Feb. 6th, 2007 06:48 pm
prgrmr: (Default)
I recently started reading Neil Gaiman's blog again. I had signed-up for the RSS feed in live journal shortly after I first started here. Except it was too much to read at the time. I hadn't yet discovered my comfort zone with posting, developed a pace for reading my friends' list and figured out how and where to fit the whole lj experience in with my life.

Clearly, I have moved on.

Neil has a link to an entry he wrote several months ago: My current crusade is to make sure creative people have wills .

Now, there are several of you creative types who priveledge me with reading my ramblings and gracing me with the occasional comment. So, I'm going to leverage off of Mr. Gaiman to show my gratitude and urge you to read his posting and get yourself a Will, if you don't already have one. And ignore the fact that the pdf template he offers is geared for writers. No matter your creative medium, you ought to have a Will to protect your work, both for sake of the work itself and for your loved ones you leave behind--which I hope isn't a worry for a long, long time to come.

And for those of you who consider yourself as a non-creative type, get yourself a Will too!
prgrmr: (Default)
19 years and 5 kids later, I'm on the brink of getting divorced. Nearly all of the emotional, financial, practical, and legal issues have been resolved. Those that haven't will be soon as simply a matter of time or a matter of inevitability in the process of resolving the final legal matter of filing the divorce paperwork. The rest are mere details.

After such an investment of time, engery, blood, sweat, tears, laughter, and love, it's clear that the dissolution of a marriage is about so much more than a bad day or week or event. The destruction of our particular marriage wasn't the result of some instantaneous conflagration of events or emotions. It was a long, slow, degradation and errosion of morals, commitment, and respect. About a loss of love, dedication, and in my case, a significant portion of my sanity for several years.

True, there was more than one event, self-inflicted and otherwise, that contributed to this degradation. There was more than one bad day, more than one harsh word from one or both of us or a family member (well intended and otherwise) that pushed us along to where we are now.

And where we are now is an odd place. We are, without a doubt, better friends today than we were 5 years ago before I moved out. We are better off financially, despite maintaining two households, albeit very unequal ones in many respects. We are more cooperative and more effective doing for our children than we were 5 years ago.
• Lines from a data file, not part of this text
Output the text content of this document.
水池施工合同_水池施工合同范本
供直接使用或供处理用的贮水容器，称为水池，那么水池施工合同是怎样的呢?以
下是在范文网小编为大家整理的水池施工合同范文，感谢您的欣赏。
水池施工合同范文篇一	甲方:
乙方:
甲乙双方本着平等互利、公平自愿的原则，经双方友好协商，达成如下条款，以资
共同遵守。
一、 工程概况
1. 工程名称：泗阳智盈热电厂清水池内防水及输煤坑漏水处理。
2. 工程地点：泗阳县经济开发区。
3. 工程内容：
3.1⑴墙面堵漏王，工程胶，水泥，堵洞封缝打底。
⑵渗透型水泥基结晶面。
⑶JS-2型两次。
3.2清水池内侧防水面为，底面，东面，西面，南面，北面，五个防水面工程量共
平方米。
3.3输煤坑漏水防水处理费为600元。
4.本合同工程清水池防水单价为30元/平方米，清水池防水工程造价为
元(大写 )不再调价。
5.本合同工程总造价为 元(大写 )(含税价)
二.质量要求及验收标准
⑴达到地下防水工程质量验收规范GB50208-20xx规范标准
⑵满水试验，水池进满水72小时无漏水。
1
Which is not to say we still don't have our problems, our intense disagreements, and our financial difficulties, to which an uncomfortable amount of this journal is testament.

And now we are going to legally part ways. I'm still waiting for the conclusion of my court case, which isn't likely to happen until some time in April, but the timing of both events and finances dictates that we begin the process sooner than that. The mourning and mending of our relationship, such as both have been, is probably as done as it's going to get.